Pistas para a leitura de Grande Sertão: Veredas – I

Mas, para mim, o que vale é o que está por baixo ou por cima – o que parece longe e está perto, ou o que está perto e parece longe. Conto ao senhor é o que eu sei e o senhor não sabe; mas principal quero contar é o que eu não sei se sei, e que pode ser que o senhor saiba.

Se você não participou desta conversa sobre Guimarães Rosa e Grande Sertão: Veredas deste o começo, peço que primeiro clique aqui, depois volte a este texto.

João Guimarães Rosa, Grande Sertão: VeredasPretendo anotar, no correr dos próximos dias, algumas pistas para a leitura de Grande Sertão: Veredas. É um pequena bibliografia comentada, duas dúzias de livros, parte da qual já li, parte que pretendo ler. Na parte lida, estão anotações minhas entremeadas com a perspectiva dos autores das obras; na parte ainda não lida, me vali de sinopses dos editores e/ou trechos dos autores.

Não sou especialista no assunto, sou apenas um leitor permanente de Grande Sertão: Veredas e de outras obras de Guimarães Rosa. Por isso, leia os textos que aqui ofereço com esse cuidado em mente. Apenas lembrando: hoje, às 19 horas, na Bienal do Livro de São Paulo, Willi Bolle, autor de Grandesertão.br, iniciou a discussão sobre esta obra-prima de Guimarães Rosa.

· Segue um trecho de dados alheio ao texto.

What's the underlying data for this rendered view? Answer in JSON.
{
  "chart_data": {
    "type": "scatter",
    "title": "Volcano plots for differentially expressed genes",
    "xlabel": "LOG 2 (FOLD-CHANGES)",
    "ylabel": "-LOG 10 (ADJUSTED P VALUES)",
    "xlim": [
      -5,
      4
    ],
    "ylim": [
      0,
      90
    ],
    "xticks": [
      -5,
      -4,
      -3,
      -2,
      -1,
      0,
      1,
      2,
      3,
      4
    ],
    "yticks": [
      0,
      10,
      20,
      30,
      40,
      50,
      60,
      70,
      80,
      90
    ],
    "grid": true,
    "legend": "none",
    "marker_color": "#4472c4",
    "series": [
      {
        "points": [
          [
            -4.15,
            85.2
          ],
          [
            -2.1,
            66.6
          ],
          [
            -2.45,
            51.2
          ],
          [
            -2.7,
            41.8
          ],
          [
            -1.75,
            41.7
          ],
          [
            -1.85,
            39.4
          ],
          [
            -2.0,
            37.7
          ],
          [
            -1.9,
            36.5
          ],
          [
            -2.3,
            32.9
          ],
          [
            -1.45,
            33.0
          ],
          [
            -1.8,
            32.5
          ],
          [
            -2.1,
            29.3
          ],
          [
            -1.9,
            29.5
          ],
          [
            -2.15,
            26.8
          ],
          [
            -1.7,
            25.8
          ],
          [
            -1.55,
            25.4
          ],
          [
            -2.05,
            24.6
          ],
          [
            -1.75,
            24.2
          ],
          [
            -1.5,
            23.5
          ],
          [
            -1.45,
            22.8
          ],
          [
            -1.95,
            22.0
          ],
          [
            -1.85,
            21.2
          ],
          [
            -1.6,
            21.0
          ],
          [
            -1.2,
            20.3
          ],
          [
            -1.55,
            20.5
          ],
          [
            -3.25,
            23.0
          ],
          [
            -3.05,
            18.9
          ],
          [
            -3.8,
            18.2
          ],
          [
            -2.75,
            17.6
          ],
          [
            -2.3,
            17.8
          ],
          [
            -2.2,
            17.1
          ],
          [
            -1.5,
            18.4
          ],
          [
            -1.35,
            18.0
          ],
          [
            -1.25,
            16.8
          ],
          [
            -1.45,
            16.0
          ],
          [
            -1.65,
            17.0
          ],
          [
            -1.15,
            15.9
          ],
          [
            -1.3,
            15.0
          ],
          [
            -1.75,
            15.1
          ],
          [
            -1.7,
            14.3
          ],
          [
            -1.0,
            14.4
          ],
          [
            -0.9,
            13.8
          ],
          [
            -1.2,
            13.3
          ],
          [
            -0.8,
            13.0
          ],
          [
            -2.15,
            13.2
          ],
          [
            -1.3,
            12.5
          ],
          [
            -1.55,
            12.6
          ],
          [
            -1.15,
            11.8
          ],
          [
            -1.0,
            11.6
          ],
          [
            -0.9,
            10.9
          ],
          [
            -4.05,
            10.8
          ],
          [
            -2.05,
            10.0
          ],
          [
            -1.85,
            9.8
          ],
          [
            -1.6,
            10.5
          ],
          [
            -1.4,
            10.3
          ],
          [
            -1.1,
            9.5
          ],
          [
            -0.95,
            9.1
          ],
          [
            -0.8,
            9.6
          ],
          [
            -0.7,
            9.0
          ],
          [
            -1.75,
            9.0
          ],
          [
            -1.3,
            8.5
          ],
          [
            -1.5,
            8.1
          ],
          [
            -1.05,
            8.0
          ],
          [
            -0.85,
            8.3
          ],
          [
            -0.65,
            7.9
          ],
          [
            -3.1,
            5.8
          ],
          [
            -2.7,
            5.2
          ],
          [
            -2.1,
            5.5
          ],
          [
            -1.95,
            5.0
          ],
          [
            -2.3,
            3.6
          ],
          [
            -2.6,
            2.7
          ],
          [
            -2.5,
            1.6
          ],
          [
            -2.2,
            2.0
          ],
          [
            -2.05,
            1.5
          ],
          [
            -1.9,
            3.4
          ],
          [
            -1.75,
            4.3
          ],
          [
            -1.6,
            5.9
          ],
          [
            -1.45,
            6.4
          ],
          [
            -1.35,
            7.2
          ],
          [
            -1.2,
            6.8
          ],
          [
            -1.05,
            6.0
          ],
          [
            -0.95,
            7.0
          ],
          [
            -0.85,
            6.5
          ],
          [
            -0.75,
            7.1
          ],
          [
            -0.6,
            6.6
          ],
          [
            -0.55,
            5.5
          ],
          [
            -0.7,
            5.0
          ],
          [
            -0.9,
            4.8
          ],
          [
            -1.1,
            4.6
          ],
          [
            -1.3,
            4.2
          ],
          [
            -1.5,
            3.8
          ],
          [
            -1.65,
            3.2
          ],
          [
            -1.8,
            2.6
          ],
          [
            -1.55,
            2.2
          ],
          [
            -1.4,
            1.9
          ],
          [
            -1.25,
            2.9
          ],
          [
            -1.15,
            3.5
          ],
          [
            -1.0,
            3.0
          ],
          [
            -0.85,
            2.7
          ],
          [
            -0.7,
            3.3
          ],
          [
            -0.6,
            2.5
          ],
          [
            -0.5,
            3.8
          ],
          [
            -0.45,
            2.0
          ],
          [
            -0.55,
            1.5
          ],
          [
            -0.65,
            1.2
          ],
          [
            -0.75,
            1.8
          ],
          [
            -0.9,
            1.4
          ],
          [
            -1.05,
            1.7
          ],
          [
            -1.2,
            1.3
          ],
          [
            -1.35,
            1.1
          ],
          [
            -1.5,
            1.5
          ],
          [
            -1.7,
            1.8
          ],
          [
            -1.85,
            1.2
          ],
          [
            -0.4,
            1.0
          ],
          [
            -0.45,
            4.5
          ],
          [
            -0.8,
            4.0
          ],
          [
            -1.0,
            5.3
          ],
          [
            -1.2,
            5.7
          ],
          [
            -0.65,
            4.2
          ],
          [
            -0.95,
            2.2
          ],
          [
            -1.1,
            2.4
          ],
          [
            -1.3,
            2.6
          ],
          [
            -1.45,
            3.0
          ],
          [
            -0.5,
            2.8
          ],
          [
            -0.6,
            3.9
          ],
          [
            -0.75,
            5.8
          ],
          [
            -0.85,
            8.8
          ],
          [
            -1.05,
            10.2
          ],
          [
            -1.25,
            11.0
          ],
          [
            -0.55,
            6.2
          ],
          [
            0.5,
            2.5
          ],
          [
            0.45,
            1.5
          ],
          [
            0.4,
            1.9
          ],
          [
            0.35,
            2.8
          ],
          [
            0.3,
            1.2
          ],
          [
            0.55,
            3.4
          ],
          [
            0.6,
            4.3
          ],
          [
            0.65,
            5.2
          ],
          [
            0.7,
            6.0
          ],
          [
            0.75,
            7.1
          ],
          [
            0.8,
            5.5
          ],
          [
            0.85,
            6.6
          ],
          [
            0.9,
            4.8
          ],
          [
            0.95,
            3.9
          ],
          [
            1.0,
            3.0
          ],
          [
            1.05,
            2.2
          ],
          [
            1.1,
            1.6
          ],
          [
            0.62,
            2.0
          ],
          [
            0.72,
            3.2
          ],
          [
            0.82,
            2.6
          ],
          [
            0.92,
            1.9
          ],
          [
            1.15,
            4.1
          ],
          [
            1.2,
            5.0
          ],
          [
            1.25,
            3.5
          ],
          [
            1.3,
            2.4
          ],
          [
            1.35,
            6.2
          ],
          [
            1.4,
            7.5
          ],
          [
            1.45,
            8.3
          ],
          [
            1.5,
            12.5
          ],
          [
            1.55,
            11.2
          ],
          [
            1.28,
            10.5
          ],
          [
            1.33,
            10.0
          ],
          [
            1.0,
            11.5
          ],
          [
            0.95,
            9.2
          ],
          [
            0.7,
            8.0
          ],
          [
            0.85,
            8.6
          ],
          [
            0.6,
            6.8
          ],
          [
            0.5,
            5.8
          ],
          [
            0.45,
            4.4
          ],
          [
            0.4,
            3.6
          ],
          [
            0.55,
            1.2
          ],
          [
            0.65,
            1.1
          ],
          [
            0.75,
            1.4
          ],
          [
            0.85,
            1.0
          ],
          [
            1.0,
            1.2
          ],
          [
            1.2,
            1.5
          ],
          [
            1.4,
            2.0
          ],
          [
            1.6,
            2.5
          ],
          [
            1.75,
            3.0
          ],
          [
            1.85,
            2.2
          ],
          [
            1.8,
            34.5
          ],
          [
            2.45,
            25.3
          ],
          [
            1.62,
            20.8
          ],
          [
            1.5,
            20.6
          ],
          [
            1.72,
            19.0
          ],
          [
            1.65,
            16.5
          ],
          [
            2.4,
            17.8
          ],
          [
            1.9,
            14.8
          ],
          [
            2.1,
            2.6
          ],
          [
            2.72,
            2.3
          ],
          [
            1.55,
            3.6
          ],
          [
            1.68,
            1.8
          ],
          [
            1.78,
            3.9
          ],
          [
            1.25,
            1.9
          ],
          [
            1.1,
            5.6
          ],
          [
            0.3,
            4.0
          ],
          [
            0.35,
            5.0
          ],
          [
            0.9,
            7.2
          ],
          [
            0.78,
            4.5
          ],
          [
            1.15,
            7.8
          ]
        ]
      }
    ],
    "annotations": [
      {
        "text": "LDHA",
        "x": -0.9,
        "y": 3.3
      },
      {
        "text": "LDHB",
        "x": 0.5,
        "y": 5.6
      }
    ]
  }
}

ALBERGARIA, C. Bruxo da Linguagem no Grande Sertão: leitura dos elementos esotéricos na obra de Guimarães Rosa. Rio de Janeiro: Tempo Brasileiro, 1977, 154 p.

O livro de Consuelo Albergaria é resultado de uma Dissertação de Mestrado, orientada por Silviano Santiago, apresentada ao Departamento de Letras da PUC-Rio em dezembro de 1976. Transcrevo algumas anotações feitas durante a leitura, que ocorreu no final da década de 80.

O esquema mistérico parece funcionar, pois vai explicando os fatos e as atitudes de modo bastante significativo. A autora confronta a obra com as opiniões de G. Rosa sobre a mesma: dá a estas opiniões grande peso, tentando conciliar as duas posições. Anotei coisas interessantes, como: o mal não é um ente metafísico, é apenas a privação do Bem, que é o único absoluto, é Deus… e: a autora nega a leitura fáustica de Grande Sertão: Veredas, feita por muitos, e parece ter razão, quando diz, na p. 37:

Na tragédia de Goethe, o demônio, Mefistófeles, aparece visível e comprovadamente, dialogando e fechando o pacto com o protagonista, o que absolutamente não acontece em Grande Sertão: Veredas, onde o máximo que se poderia aceitar seria a permanência da dúvida. Por isso, ao falar do pacto salienta: Dizemos um pacto que Riobaldo pretende fazer, e não que faz com o demo, pois é evidente que se o seu desejo é acabar com o medo não seria possível conferir existência ao demo, posição, aliás, que mantém durante toda a sua narrativa.

Mas faço ressalvas: a inquietação que tal tipo de leitura me transmite é a percepção de que ela é profundamente idealista, pois a verdade precede o acontecimento, e dualista, na sua oposição corpo/alma, físico/metafísico e assim por diante. As condições reais do sertão – que, afinal, geram o símbolo – jamais são mencionadas. Alguns costumes sertanejos como o espelhinho de bolso e o embornal, por exemplo, tão triviais para quem nasceu e viveu no sertão em Minas, como eu nasci e vivi, acabam se tornando misteriosos rituais iniciáticos na leitura da autora. Por outro lado, há que se admitir que o próprio Guimarães Rosa confessa ser mesmo ligado aos mistérios e que sua obra deve refletir isto! No Prefácio, à p. 13, Benedito Nunes diz:

Da vastíssima bibliografia roseana já constam estudos que abordam a simbologia mística de Grande Sertão: Veredas. Mas ainda não se havia tentado, como faz a autora deste livro, usar o complexo de tradições emaranhadas, globalmente qualificadas de ocultistas, como chave hermenêutica desse romance e da obra de Guimarães Rosa. Recorrendo às doutrinas do Corpus Hermeticum e dos Mistérios da Antiguidade, às concepções gnóstico-cabalísticas, à Astrologia, à Alquimia, ao Taoismo e ao repertório do Bramanismo, do Budismo e do Hinduísmo, Consuelo nos mostra que essas fontes abasteceram a metafísica da linguagem de Guimarães Rosa – a que ele enfaticamente se referiu – e respondem pela cifragem esotérica dos personagens, das situações e das linhas principais da própria ação romanesca de Grande Sertão: Veredas. E acrescenta: Nada tem de gratuita a decifração aqui intentada.